Ahmad pun memaklumi hal tersebut karena pejabat saat ini menjadi semakin sibuk karena kebutuhan hubungan bilateral antar negara.

"Setelah pak Harto sering dadakan. Mungkin saking sibuknya banyak kegiatan. Kegiatan kenegaraan sama," ucap Ahmad.

Ahmad menilai, jika 80 penerbangan dipindahkan ke Halim, kemacetan akan bertambah di jalan menuju Cawang dan Taman Mini.

Pasalnya, selain 80 penerbangan dari Soekarno Hatta yang dipindahkan, semua pejabat VIP juga menggunakan bandara Halim sebagai tempat keberangkatan dan kepulangan.

Selain itu, kehadiran 80 penerbangan di Bandara Halim akan menciptakan delay yang lebih lama. Sebab, biasanya, penerbangan pejabat negara akan lebih didahulukan.

"Lebih macet, soalnya VIP semua disini, akan sering delay, dua jam sebelum dan sesudah harus steril," jelas Ahmad.

Kendati wilayah Halim menjadi penuh sesak dengan kehadiran penumpang, namun Ahmad setuju jika bandara Halim kembali menjadi bandara internasional.

Ahmad menilai, hal tersebut karena akses bandara Halim ke pusat kota lebih dekat daripada bandara Soekarno Hatta.

"Layak, malah lebih bagus, aksesnya lebih bagus, di ibukota lebih dekat sejabotabek lah," ungkap Ahmad.

Hal yang berbeda diungkapkan oleh tukang ojek di mulut gerbang bandara Halim.

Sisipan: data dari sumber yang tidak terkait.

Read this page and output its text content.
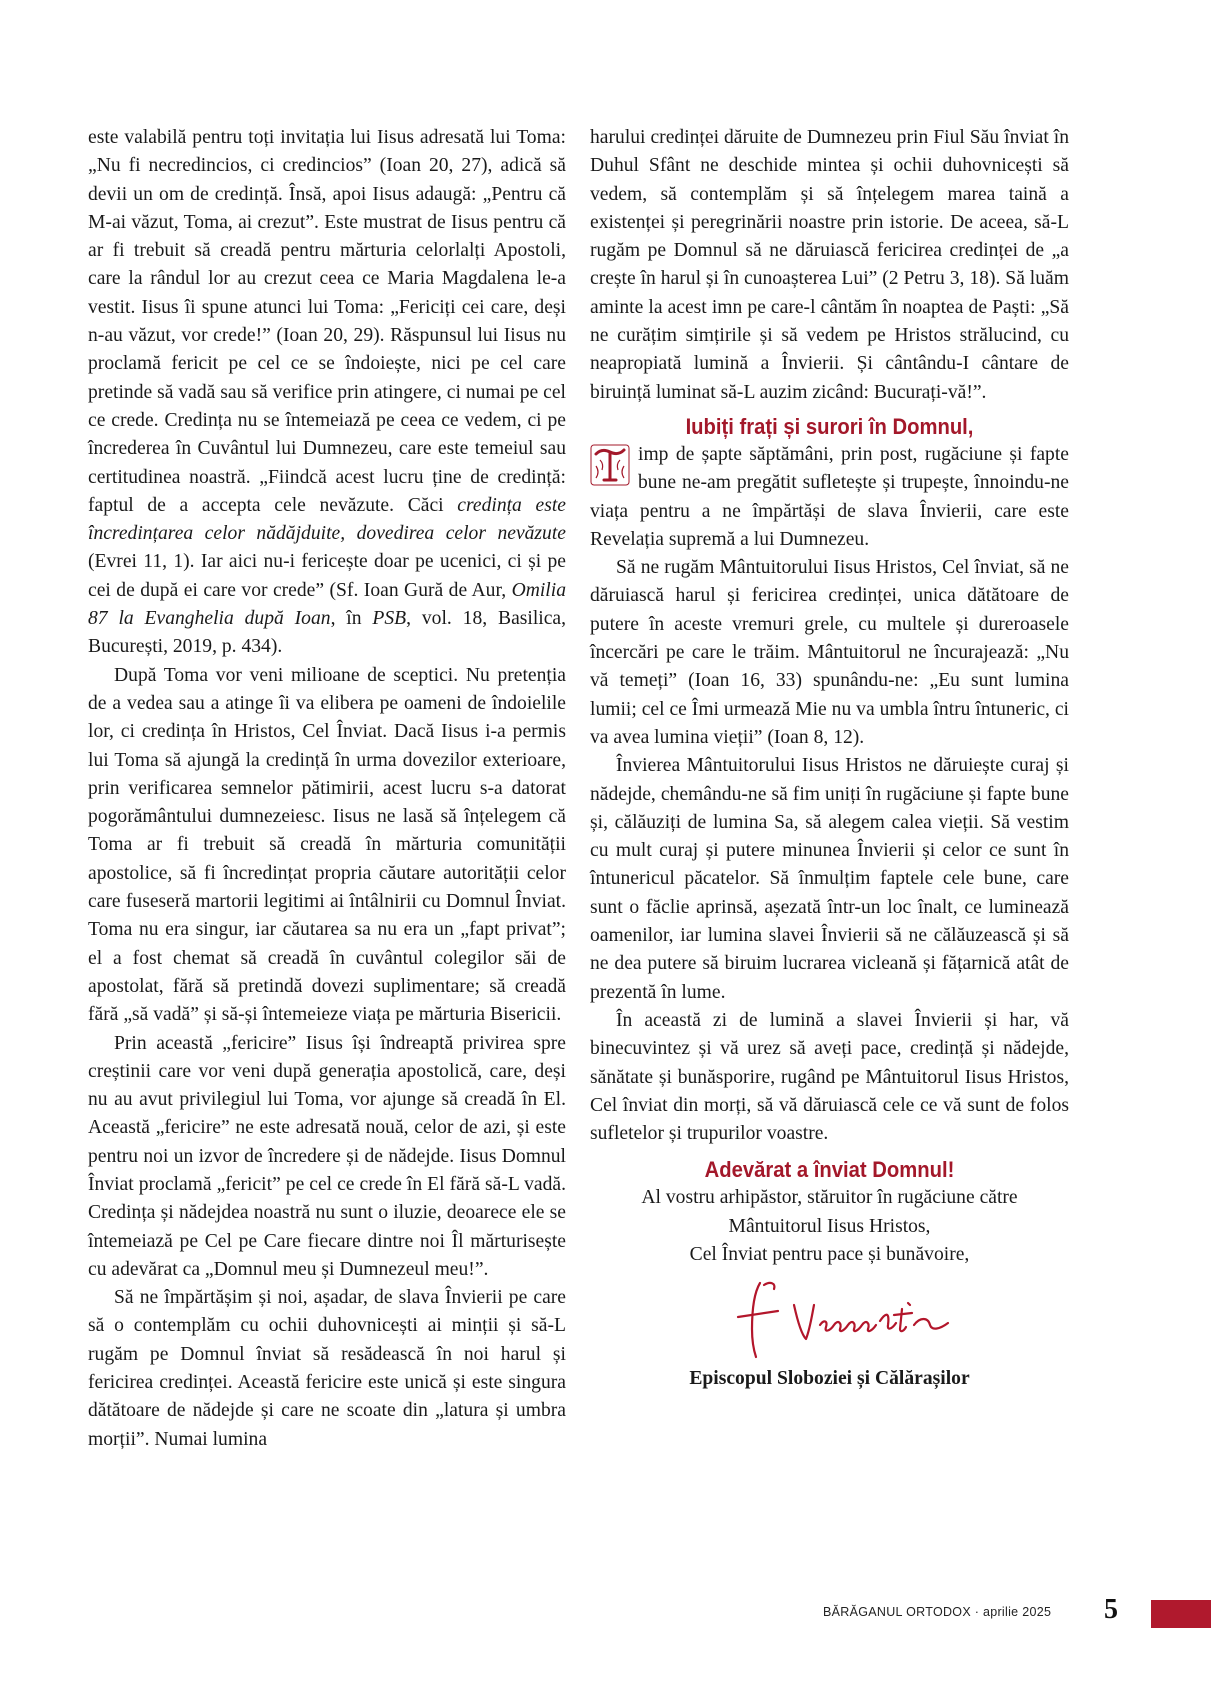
este valabilă pentru toți invitația lui Iisus adresată lui Toma: „Nu fi necredincios, ci credincios” (Ioan 20, 27), adică să devii un om de credință. Însă, apoi Iisus adaugă: „Pentru că M-ai văzut, Toma, ai crezut”. Este mustrat de Iisus pentru că ar fi trebuit să creadă pentru mărturia celorlalți Apostoli, care la rândul lor au crezut ceea ce Maria Magdalena le-a vestit. Iisus îi spune atunci lui Toma: „Fericiți cei care, deși n-au văzut, vor crede!” (Ioan 20, 29). Răspunsul lui Iisus nu proclamă fericit pe cel ce se îndoiește, nici pe cel care pretinde să vadă sau să verifice prin atingere, ci numai pe cel ce crede. Credința nu se întemeiază pe ceea ce vedem, ci pe încrederea în Cuvântul lui Dumnezeu, care este temeiul sau certitudinea noastră. „Fiindcă acest lucru ține de credință: faptul de a accepta cele nevăzute. Căci credința este încredințarea celor nădăjduite, dovedirea celor nevăzute (Evrei 11, 1). Iar aici nu-i fericește doar pe ucenici, ci și pe cei de după ei care vor crede” (Sf. Ioan Gură de Aur, Omilia 87 la Evanghelia după Ioan, în PSB, vol. 18, Basilica, București, 2019, p. 434).

După Toma vor veni milioane de sceptici. Nu pretenția de a vedea sau a atinge îi va elibera pe oameni de îndoielile lor, ci credința în Hristos, Cel Înviat. Dacă Iisus i-a permis lui Toma să ajungă la credință în urma dovezilor exterioare, prin verificarea semnelor pătimirii, acest lucru s-a datorat pogorământului dumnezeiesc. Iisus ne lasă să înțelegem că Toma ar fi trebuit să creadă în mărturia comunității apostolice, să fi încredințat propria căutare autorității celor care fuseseră martorii legitimi ai întâlnirii cu Domnul Înviat. Toma nu era singur, iar căutarea sa nu era un „fapt privat”; el a fost chemat să creadă în cuvântul colegilor săi de apostolat, fără să pretindă dovezi suplimentare; să creadă fără „să vadă” și să-și întemeieze viața pe mărturia Bisericii.

Prin această „fericire” Iisus își îndreaptă privirea spre creștinii care vor veni după generația apostolică, care, deși nu au avut privilegiul lui Toma, vor ajunge să creadă în El. Această „fericire” ne este adresată nouă, celor de azi, și este pentru noi un izvor de încredere și de nădejde. Iisus Domnul Înviat proclamă „fericit” pe cel ce crede în El fără să-L vadă. Credința și nădejdea noastră nu sunt o iluzie, deoarece ele se întemeiază pe Cel pe Care fiecare dintre noi Îl mărturisește cu adevărat ca „Domnul meu și Dumnezeul meu!”.

Să ne împărtășim și noi, așadar, de slava Învierii pe care să o contemplăm cu ochii duhovnicești ai minții și să-L rugăm pe Domnul înviat să resădească în noi harul și fericirea credinței. Această fericire este unică și este singura dătătoare de nădejde și care ne scoate din „latura și umbra morții”. Numai lumina

harului credinței dăruite de Dumnezeu prin Fiul Său înviat în Duhul Sfânt ne deschide mintea și ochii duhovnicești să vedem, să contemplăm și să înțelegem marea taină a existenței și peregrinării noastre prin istorie. De aceea, să-L rugăm pe Domnul să ne dăruiască fericirea credinței de „a crește în harul și în cunoașterea Lui” (2 Petru 3, 18). Să luăm aminte la acest imn pe care-l cântăm în noaptea de Paști: „Să ne curățim simțirile și să vedem pe Hristos strălucind, cu neapropiată lumină a Învierii. Și cântându-I cântare de biruință luminat să-L auzim zicând: Bucurați-vă!”.

Iubiți frați și surori în Domnul,

imp de șapte săptămâni, prin post, rugăciune și fapte bune ne-am pregătit sufletește și trupește, înnoindu-ne viața pentru a ne împărtăși de slava Învierii, care este Revelația supremă a lui Dumnezeu.

Să ne rugăm Mântuitorului Iisus Hristos, Cel înviat, să ne dăruiască harul și fericirea credinței, unica dătătoare de putere în aceste vremuri grele, cu multele și dureroasele încercări pe care le trăim. Mântuitorul ne încurajează: „Nu vă temeți” (Ioan 16, 33) spunându-ne: „Eu sunt lumina lumii; cel ce Îmi urmează Mie nu va umbla întru întuneric, ci va avea lumina vieții” (Ioan 8, 12).

Învierea Mântuitorului Iisus Hristos ne dăruiește curaj și nădejde, chemându-ne să fim uniți în rugăciune și fapte bune și, călăuziți de lumina Sa, să alegem calea vieții. Să vestim cu mult curaj și putere minunea Învierii și celor ce sunt în întunericul păcatelor. Să înmulțim faptele cele bune, care sunt o făclie aprinsă, așezată într-un loc înalt, ce luminează oamenilor, iar lumina slavei Învierii să ne călăuzească și să ne dea putere să biruim lucrarea vicleană și fățarnică atât de prezentă în lume.

În această zi de lumină a slavei Învierii și har, vă binecuvintez și vă urez să aveți pace, credință și nădejde, sănătate și bunăsporire, rugând pe Mântuitorul Iisus Hristos, Cel înviat din morți, să vă dăruiască cele ce vă sunt de folos sufletelor și trupurilor voastre.

Adevărat a înviat Domnul!

Al vostru arhipăstor, stăruitor în rugăciune către

Mântuitorul Iisus Hristos,

Cel Înviat pentru pace și bunăvoire,

Episcopul Sloboziei și Călărașilor
BĂRĂGANUL ORTODOX · aprilie 2025 5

Mereka berharap agar 80 penerbangan dari Soekarno Hatta bisa segera pindah.

Matsani (39), salah satu senior penyedia jasa angkutan umum mendukung penuh pemindahan penerbangan tersebut. Alasan utama Matsani menginginkan adanya perpindahan penerbangan tersebut, karena ia berharap banyak penumpang yang bisa menggunakan jasanya.

"Setuju, memang lebih diharapkan. Biar ramai juga," ujar Matsani ketika disambangi tribunnews.com.

Jika ramai penumpang, Matsani bisa mengumpulkan setoran sebesar Rp 100.000 sampai Rp 150.000. Seandainya wacana memindahkan penerbangan bandara Soekarno Hatta bisa terealisasikan, Matsani yakin bisa meraup keuntungan yang lebih besar lagi.

"Kalau ramai bisa sampai Rp 150.000, tapi itu belum (untuk) bensin," ungkap Matsani.

Matsani sudah mangkal sebagai tukang ojek sejak tahu 1997. Selama dia mencari sesuap nasi, tidak pernah diusir oleh pihak TNI AU yang bermarkas di wilayah Halim, atau pun dari pihak bandara.

Matsani berharap, jika terjadi perpindahan penerbangan, ia dan teman-temannya masih bisa mencari nafkah dengan membayar jatah 'sewa' tempat kepada provos.

"Penertiban provos ada, sebulan sekali bayar Rp 300.000 patungan," jelas Matsani.